SPRING HILL — Pinellas commissioners emerged from a bumpy, two-hour tour of the 12,400-acre Cross Bar and Al Bar ranch Thursday even more resolute in their positions regarding Pasco County's request to buy the property for environmental preservation.
A majority on the Pinellas board still oppose the sale.
“I'm even more dedicated to keeping ownership in Pinellas County,” Commissioner Karen Seel said.
Pinellas County bought the ranch in central Pasco County 37 years ago during Tampa Bay's “water wars,” when area governments were scrambling to secure future water supplies for their residents.
Seventeen wells were dug on the former cattle pasture and citrus grove. At their peak, the wells pumped 30 million gallons of water a day from the Floridan aquifer. Now, the wells are owned by Tampa Bay Water, and their importance to the region's water supply has decreased, as the agency relies more on rivers, reservoirs and sources other than well fields.
“We're all in a much different world right now,” said Honey Rand, who wrote a book on Tampa Bay's water wars. “Politically, everybody's in a different place.”
But Seel and other commissioners are reluctant to part with the property — in case the regional water authority ever breaks apart. “Why would we give up land that has water on it?” she asked.
Doug Hanson, an attorney who helped negotiate the original Tampa Bay Water agreement, said the contract was designed “to make it virtually impossible to deconstruct Tampa Bay Water.”
He said as long as Pasco County doesn't try to pump more water out of the well fields, there's very little risk to Pinellas County. “The possibility of Pinellas being able to use those well fields for its own use in the future is very low,” he said.
Pasco County commissioners want to use funding from the next cycle of Penny for Pasco — it has $45 million earmarked for environmental land acquisition — to buy the property and open it to the public. Currently, the only Pasco residents who are permitted to enjoy the property are middle school students who attend field trips to the learning center there once a year.
“People ought to be able to see this,” Chairman Ken Welch said as he gazed out at a field of wildflowers. “Pasco will do the appropriate thing as far as preserving it. For me, it's more a question of home-rule. I understand where Pasco is coming from.”

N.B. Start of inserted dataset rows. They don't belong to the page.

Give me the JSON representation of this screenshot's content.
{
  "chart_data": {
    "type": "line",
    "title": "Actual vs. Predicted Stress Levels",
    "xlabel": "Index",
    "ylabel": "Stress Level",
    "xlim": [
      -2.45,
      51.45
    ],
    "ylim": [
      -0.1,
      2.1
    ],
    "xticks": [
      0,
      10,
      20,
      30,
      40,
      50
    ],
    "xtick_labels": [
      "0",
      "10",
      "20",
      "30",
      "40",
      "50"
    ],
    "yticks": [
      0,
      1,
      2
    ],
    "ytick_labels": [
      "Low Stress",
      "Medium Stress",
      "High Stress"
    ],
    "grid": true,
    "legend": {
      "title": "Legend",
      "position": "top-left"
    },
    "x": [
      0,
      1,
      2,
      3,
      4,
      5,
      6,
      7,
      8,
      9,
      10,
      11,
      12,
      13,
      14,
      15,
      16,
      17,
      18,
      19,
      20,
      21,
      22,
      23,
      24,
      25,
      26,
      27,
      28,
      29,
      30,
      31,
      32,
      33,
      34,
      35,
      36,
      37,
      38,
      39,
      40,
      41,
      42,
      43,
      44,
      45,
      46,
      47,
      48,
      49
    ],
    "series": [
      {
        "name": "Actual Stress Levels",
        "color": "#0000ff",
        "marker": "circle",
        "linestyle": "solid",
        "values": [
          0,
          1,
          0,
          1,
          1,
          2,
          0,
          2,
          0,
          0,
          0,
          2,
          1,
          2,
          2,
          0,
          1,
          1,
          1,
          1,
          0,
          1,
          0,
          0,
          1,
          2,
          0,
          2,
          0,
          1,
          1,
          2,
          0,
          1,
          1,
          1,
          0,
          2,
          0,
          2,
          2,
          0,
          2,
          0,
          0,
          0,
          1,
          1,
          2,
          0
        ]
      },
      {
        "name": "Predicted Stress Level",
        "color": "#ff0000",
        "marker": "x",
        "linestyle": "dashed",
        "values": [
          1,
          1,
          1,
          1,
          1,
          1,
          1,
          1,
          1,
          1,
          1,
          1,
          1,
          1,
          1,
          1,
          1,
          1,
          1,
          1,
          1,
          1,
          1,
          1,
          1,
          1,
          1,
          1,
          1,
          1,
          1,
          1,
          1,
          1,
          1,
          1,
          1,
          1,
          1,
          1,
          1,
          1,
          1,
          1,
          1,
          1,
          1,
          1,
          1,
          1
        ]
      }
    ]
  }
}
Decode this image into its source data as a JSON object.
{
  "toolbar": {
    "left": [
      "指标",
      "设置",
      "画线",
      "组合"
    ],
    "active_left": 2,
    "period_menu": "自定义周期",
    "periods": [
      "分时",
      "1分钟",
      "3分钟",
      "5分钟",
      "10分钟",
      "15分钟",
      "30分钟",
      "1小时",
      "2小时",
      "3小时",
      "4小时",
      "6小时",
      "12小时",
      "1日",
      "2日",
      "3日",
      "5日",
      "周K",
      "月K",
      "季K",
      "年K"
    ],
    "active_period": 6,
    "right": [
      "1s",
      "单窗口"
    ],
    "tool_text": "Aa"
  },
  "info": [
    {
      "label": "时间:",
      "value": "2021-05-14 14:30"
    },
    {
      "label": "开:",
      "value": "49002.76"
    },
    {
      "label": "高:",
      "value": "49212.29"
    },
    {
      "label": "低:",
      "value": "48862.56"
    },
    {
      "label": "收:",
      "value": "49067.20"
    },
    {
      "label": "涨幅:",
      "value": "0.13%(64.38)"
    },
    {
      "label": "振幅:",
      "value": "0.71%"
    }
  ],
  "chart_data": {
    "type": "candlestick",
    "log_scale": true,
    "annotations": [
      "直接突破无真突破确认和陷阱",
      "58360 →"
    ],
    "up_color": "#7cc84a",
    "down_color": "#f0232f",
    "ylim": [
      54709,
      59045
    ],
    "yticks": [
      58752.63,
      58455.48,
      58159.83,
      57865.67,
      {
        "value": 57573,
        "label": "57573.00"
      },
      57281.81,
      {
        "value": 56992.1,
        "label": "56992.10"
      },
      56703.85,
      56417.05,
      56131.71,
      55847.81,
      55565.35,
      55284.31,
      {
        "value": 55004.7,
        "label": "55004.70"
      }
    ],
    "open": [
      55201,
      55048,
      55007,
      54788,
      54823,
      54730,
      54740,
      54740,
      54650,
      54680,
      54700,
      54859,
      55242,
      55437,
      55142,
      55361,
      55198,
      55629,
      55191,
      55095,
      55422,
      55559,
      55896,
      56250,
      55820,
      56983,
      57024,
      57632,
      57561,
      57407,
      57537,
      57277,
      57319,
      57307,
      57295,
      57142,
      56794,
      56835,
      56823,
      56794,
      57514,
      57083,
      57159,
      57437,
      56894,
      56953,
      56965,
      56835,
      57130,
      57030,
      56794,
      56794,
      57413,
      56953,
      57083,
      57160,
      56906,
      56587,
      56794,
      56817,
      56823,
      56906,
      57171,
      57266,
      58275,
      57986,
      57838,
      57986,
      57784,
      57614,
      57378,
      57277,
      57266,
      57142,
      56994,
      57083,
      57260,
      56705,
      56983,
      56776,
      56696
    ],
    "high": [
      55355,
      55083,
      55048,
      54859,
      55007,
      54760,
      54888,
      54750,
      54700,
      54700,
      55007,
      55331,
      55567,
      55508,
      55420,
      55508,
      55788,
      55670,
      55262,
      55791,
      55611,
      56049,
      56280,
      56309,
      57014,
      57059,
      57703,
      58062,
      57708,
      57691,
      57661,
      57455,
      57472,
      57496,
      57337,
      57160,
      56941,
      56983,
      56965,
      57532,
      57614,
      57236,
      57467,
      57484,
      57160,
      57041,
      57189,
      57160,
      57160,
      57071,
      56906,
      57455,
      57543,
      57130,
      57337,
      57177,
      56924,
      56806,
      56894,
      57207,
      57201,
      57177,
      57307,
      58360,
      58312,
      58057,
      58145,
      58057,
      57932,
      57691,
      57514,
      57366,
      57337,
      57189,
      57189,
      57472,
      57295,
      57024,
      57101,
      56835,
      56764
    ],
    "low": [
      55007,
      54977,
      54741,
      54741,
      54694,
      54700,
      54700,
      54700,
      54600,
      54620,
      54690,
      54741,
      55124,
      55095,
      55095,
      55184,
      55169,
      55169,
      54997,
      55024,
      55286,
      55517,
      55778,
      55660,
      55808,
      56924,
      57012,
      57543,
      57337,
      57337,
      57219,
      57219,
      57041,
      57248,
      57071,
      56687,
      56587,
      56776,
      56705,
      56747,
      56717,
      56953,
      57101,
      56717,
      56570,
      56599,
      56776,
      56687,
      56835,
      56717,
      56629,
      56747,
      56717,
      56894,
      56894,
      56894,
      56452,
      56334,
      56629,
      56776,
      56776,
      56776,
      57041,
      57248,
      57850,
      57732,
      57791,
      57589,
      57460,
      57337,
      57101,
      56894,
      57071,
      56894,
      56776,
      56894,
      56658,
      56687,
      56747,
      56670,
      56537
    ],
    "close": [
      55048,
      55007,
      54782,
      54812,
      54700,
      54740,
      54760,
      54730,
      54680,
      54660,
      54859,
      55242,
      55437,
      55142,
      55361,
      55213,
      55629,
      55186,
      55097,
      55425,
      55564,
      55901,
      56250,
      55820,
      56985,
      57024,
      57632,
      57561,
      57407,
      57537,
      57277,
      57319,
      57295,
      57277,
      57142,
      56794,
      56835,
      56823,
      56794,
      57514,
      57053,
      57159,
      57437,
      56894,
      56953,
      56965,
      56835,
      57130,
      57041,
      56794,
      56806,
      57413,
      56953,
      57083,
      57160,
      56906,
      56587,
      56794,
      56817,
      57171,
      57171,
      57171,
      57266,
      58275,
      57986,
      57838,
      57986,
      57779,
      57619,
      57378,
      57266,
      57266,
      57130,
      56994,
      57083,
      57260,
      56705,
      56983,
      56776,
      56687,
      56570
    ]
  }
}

Regular audits by the Florida Inspector General found that, during a 12-year period ending in 2012, expenses at the ranch outweighed revenue by $1.1 million. Timber, cattle and pine straw operations, which help offset the cost of maintaining the property, turned a profit this year.
Commissioner Janet Long said she understands why Pasco wants the land. “I feel more strongly now that I've seen it,” she said. “I wouldn't be in favor of selling this land — especially now that it's entering into a profit mode with timber and pine straw.”
Commissioner Susan Latvala, who chairs Tampa Bay Water, supports the sale. “This was done for the right reason at the time, but we no longer need it for our ratepayers,” she said. “I think it's a win-win for both counties. My goal is that we make sure it's preserved forever and not sold for development.”
The land is valued at $57 million by the Pasco County property appraiser. “They have the money now,” Latvala said. “If they spend it on something else, when will they ever have that money again?”
Commissioner Charlie Justice said the county needs to get a new appraisal. “I feel relatively secure that we'll have access to the water through Tampa Bay Water,” he said. “My number one concern is getting a fair value for our citizens.”
Commissioner Norm Roche did not attend the tour but has opposed selling the property to Pasco.
Commissioner John Morroni, who could be the deciding vote, said he arrived at the ranch Thursday with an open mind. After the tour, he said he's leaning against the sale. “This is a heck of a piece of property,” he said. “I don't want to let this drag on. Let's get this on the table and make a decision in the next few months.”